Hay fechas que se escriben con tinta y otras que se acuñan en metal. El Senado de la República decidió que la Copa Mundial de la FIFA 2026 no solo se juegue en estadios, sino también en la memoria material del país: aprobó la emisión de tres monedas conmemorativas que celebran la tercera ocasión en que México será sede del torneo. No es un gesto menor. Es la manera en que una nación convierte la euforia deportiva en patrimonio tangible.
La pieza que más llama la atención es inédita: una moneda de 25 pesos en oro puro, nueva denominación que se suma al imaginario numismático nacional. La acompañarán una de 10 pesos en plata pura y otra bimetálica de 20 pesos. Tres metales, tres formas de recordar que el balón volverá a rodar en territorio mexicano, ahora junto a Estados Unidos y Canadá, en una justa que promete ser histórica por su magnitud continental.
La unanimidad en la Cámara alta no solo habla de consensos políticos, sino de algo más profundo: el fútbol como lenguaje compartido. Desde 1970 y 1986, México aprendió que un Mundial no es solo un calendario de partidos, sino un espejo donde se miran generaciones enteras. Las monedas, pequeñas y silenciosas, funcionarán como cápsulas del tiempo; objetos que dentro de décadas evocarán estadios llenos, himnos y tardes suspendidas en el aire.
El diseño y la acuñación estarán a cargo del Banco de México, que además resguardará los derechos patrimoniales y de propiedad intelectual de las piezas. En el anverso, el Escudo Nacional con la leyenda Estados Unidos Mexicanos recordará la soberanía que respalda cada emisión. En el reverso, elementos alusivos a la Copa Mundial de la FIFA 2026 dialogarán con la iconografía del deporte más popular del planeta.
Hay algo casi ritual en el acto de acuñar una moneda conmemorativa. El metal fundido, moldeado con precisión, se convierte en relato. No circula únicamente como valor económico, sino como símbolo. En este caso, oro, plata y aleaciones bimetálicas hablarán de una nación que vuelve a abrir sus puertas al mundo, que se reconoce anfitriona y protagonista de una celebración global.

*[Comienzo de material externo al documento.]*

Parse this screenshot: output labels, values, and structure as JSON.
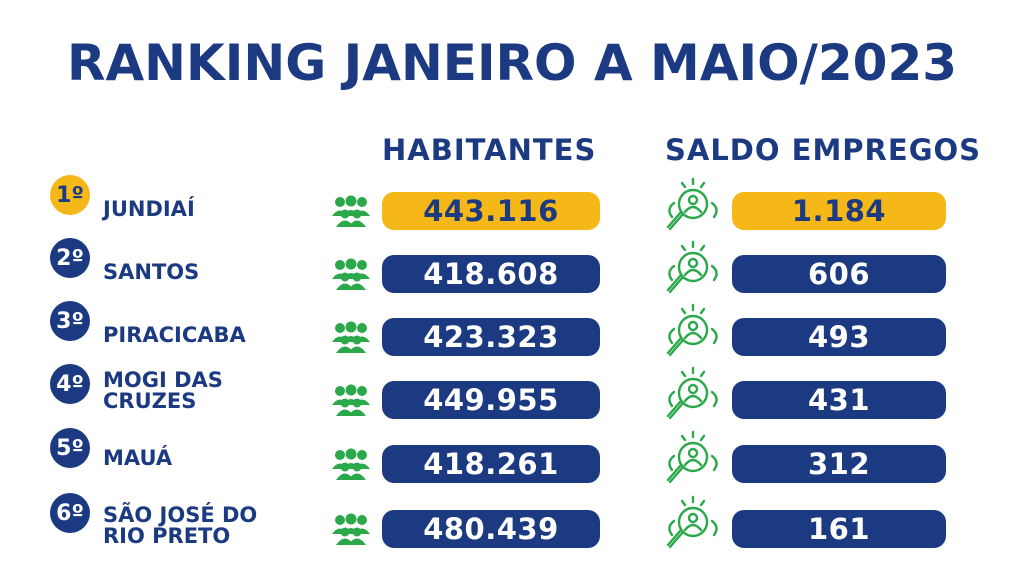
{
  "title": "RANKING JANEIRO A MAIO/2023",
  "columns": {
    "habitantes": "HABITANTES",
    "saldo": "SALDO EMPREGOS"
  },
  "colors": {
    "navy": "#1b3a82",
    "gold": "#f6b719",
    "green": "#2aa84a"
  },
  "icons": {
    "population": "people-group-icon",
    "employment": "search-person-icon"
  },
  "rows": [
    {
      "rank": "1º",
      "city": "JUNDIAÍ",
      "habitantes": "443.116",
      "saldo": "1.184"
    },
    {
      "rank": "2º",
      "city": "SANTOS",
      "habitantes": "418.608",
      "saldo": "606"
    },
    {
      "rank": "3º",
      "city": "PIRACICABA",
      "habitantes": "423.323",
      "saldo": "493"
    },
    {
      "rank": "4º",
      "city": "MOGI DAS\nCRUZES",
      "habitantes": "449.955",
      "saldo": "431"
    },
    {
      "rank": "5º",
      "city": "MAUÁ",
      "habitantes": "418.261",
      "saldo": "312"
    },
    {
      "rank": "6º",
      "city": "SÃO JOSÉ DO\nRIO PRETO",
      "habitantes": "480.439",
      "saldo": "161"
    }
  ]
}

Una vez que el decreto sea publicado en el Diario Oficial de la Federación, las monedas podrán adquirirse en instituciones bancarias autorizadas, en la Casa de Moneda de México y en los canales oficiales que determine el banco central, que anunciará fechas y puntos de venta. Entonces, cada pieza comenzará su propio recorrido: del taller a las manos de coleccionistas y aficionados, del presente vibrante al futuro que sabrá leer en su brillo la historia de un Mundial que volvió a latir en México.